Reform Party leader Lee Jun-seok declared support for People Power Party candidate Yoo Ui-dong, who is running in the National Assembly by-election for Pyeongtaek B in Gyeonggi Province. Pyeongtaek B has a five-way race among the People Power Party, the Democratic Party of Korea, the Rebuilding Korea Party, Freedom and Innovation, and The Progressive Party. The Reform Party did not field a separate candidate.

On the 28th, Lee wrote on Facebook, "Not as the Reform Party leader but, if I may, as a lawmaker who must protect the rights and interests of engineering and science engineers and researchers in southern Gyeonggi, I would like to ask (voters)," adding, "For Godeok International New Town (Pyeongtaek B, Gyeonggi) and Dongtan (Hwaseong, Gyeonggi) to join hands and develop together, please help Yoo Ui-dong, who has shared the same concerns with me for more than a dozen years, to work in the National Assembly once again."

Lee said, "Some figures in the Democratic Party are bringing up the idea of moving the semiconductor belt of southern Gyeonggi to Saemangeum (North Jeolla Province) and to South Jeolla Province," and pointed out, "Forcibly scattering a semiconductor production ecosystem with world-class competitiveness for political justification does not help those regions and is an even greater loss to the nation as a whole."

He continued, "Yoo Ui-dong is someone I earnestly recruited as policy committee chair when I was leading the People Power Party, and there is long-built trust," adding, "Without any responsibility for martial law or the Yoon Suk-yeol administration's misrule, he has always spoken straightforwardly even within it."

Lee said, "If the residents of Dongtan persuade their colleagues who work in Pyeongtaek, we will gain another lawmaker (Yoo Ui-dong) who will work together to solve Dongtan's issues," adding, "If the residents of Pyeongtaek respond in kind, then we will have two lawmakers who will work together to solve even Pyeongtaek's issues."
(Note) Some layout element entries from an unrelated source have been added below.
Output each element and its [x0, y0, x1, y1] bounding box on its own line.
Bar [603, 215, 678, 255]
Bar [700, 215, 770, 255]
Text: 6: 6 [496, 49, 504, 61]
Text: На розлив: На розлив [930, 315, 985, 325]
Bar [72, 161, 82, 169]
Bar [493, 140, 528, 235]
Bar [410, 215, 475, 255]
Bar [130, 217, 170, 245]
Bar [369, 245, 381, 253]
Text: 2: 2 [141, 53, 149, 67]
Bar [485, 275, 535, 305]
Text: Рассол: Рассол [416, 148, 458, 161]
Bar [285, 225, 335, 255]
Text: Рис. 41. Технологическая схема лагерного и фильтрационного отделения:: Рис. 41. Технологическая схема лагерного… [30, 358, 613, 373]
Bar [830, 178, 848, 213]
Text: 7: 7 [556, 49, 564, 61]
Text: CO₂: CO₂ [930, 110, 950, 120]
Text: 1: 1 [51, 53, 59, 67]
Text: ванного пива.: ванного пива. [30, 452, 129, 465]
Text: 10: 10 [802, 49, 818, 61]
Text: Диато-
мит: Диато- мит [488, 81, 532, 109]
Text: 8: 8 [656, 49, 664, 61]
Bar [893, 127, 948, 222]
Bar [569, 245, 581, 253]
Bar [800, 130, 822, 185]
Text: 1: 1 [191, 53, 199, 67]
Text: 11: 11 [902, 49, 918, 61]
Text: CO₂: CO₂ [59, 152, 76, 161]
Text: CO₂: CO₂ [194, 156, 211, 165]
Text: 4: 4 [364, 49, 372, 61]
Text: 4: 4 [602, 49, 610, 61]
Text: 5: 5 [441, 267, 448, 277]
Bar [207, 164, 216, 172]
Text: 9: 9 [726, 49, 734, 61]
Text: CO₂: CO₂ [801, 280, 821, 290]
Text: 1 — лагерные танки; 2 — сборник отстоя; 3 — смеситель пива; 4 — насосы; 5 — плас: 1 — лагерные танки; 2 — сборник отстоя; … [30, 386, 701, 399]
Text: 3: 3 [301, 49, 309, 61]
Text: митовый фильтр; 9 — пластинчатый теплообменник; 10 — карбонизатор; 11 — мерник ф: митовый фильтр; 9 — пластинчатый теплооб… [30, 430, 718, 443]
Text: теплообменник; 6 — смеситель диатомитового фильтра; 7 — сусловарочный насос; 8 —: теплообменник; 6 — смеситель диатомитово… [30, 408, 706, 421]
Lee cited allegations that Democratic Party candidate Kim Yong-nam ran an illegal lending firm and controversy over the child's paper of Rebuilding Korea Party candidate Cho Kuk, saying, "With the pride of the two cities built on the sweat of engineering and science and on research ethics, I hope voters will strike from consideration those with such controversies."